People should be compelled to save for social care in their old age as part of a social insurance model, an NHS Confederation paper argues.

As access to funding for personal care is means tested, many older people have been forced to sell their homes or other assets to pay for help or a place in a care home. But Funding tomorrow today, published this week, says this is not sustainable.

It adds that it is unrealistic for a rising elderly population to rely on its children to fund social care through taxation.

The current system did not help all those who could benefit from it – most local authorities (70%) provide care only to those with a substantial or critical need and with assets of less than £21,500.

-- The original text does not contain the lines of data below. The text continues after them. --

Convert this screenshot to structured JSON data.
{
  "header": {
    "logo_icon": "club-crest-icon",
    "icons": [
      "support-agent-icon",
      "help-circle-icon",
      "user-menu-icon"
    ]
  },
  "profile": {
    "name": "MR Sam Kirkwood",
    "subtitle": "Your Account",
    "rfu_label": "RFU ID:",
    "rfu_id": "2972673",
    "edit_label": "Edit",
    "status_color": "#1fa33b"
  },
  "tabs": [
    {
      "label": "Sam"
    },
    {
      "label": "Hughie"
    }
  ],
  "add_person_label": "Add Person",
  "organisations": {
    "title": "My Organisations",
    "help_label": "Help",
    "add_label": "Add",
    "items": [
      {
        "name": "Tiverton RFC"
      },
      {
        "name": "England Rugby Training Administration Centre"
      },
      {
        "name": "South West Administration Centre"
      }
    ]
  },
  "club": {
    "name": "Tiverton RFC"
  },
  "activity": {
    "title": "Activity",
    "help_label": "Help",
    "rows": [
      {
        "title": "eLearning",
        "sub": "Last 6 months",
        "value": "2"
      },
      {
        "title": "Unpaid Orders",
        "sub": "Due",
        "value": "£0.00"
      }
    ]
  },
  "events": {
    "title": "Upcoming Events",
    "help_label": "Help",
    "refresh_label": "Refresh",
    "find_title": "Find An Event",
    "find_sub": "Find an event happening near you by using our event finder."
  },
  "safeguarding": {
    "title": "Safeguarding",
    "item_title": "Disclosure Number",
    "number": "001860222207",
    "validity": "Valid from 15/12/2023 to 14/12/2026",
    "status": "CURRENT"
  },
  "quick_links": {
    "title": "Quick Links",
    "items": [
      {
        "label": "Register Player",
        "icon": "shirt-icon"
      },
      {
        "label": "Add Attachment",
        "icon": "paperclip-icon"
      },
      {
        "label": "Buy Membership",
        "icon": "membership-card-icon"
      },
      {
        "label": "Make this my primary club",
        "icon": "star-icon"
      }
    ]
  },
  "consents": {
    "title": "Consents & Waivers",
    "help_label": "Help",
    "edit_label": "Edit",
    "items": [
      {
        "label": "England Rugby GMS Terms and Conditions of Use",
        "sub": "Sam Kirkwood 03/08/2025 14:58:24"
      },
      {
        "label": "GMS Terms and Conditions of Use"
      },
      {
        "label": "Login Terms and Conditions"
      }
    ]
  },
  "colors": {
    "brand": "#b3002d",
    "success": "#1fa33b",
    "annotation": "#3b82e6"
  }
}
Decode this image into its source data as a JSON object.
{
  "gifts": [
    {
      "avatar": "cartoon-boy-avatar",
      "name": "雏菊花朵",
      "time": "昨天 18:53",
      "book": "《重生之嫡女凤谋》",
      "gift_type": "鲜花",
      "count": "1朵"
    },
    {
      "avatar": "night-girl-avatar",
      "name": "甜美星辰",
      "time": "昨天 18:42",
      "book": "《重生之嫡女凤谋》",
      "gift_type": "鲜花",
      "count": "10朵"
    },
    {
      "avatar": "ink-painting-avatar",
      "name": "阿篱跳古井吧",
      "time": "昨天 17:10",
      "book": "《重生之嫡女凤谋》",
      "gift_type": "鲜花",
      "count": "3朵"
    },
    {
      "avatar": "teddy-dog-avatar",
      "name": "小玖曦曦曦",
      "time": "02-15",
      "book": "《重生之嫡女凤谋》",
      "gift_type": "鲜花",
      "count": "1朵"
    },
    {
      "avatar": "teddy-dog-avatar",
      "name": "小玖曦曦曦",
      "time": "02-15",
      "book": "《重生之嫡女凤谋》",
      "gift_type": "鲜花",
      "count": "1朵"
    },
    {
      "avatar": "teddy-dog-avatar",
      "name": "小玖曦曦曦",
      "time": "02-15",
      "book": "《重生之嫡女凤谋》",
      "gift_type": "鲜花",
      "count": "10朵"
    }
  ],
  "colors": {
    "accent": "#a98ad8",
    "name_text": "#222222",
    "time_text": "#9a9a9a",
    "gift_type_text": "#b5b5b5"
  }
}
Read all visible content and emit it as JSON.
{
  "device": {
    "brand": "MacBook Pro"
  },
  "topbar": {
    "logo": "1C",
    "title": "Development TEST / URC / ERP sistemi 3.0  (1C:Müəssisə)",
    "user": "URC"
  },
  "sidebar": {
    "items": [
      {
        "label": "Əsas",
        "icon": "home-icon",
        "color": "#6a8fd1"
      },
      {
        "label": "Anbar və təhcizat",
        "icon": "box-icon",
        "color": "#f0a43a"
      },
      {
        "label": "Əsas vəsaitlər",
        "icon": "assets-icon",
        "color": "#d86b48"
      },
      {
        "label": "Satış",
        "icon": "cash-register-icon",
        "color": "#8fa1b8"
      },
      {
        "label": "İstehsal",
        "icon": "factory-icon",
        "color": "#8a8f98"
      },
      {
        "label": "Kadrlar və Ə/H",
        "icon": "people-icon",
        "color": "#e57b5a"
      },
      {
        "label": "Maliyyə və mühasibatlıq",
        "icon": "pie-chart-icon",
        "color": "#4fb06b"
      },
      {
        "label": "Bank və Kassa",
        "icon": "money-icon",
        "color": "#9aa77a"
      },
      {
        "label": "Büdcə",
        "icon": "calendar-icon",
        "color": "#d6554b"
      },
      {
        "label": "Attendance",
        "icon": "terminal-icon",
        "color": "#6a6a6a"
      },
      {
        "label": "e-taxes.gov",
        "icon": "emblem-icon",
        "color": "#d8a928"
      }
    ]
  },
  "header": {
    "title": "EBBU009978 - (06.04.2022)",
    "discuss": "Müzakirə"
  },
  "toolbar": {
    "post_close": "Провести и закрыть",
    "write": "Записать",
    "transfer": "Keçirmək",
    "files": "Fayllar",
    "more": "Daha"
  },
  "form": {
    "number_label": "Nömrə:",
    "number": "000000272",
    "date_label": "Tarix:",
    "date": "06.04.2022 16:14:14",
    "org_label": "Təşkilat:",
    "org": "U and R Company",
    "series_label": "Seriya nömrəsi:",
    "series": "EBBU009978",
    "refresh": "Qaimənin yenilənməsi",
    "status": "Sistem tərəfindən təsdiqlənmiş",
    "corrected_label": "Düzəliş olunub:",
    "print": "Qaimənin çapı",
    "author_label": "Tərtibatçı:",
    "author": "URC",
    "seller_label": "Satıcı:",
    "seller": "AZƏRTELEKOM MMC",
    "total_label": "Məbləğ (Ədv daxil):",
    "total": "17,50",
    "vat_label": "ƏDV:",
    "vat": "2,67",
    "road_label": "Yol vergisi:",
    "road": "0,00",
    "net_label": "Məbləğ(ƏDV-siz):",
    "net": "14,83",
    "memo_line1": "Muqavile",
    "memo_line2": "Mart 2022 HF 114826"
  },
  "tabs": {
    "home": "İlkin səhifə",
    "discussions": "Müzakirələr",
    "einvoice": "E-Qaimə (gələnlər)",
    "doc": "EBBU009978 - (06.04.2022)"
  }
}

Social care would not survive without a new model, in which the state guarantees a 'sensible' level of care, it says. The better-off could then top up their care from their social insurance, while the poorest would receive government support. This would be fairer, would remove the disincentive to save and would favour prevention over high-cost 'last resorts' such as care homes.

The users would have control over how the money was spent rather than the funders of care.

The social insurance model worked well in other countries, such as Germany and the Netherlands, the paper says. In the latter, employees paid 12% of their salary for a defined range of benefits.

The paper is the first in a series of documents designed to spark debate ahead of the confederation's annual conference in June.

Chief executive Gill Morgan said the country had to face up to the problem. 'Decisions around the care of the elderly and the long-term sick cause genuine heartache for frontline NHS staff,' she said.

'A system of social insurance that guarantees a level of care to the elderly and sick in keeping with the NHS's values of fairness and social justice – with top-ups for those who can afford it and support for those who can't – offers a fairer way forward.

'We do not claim this paper is the only answer or indeed the right answer,' she added.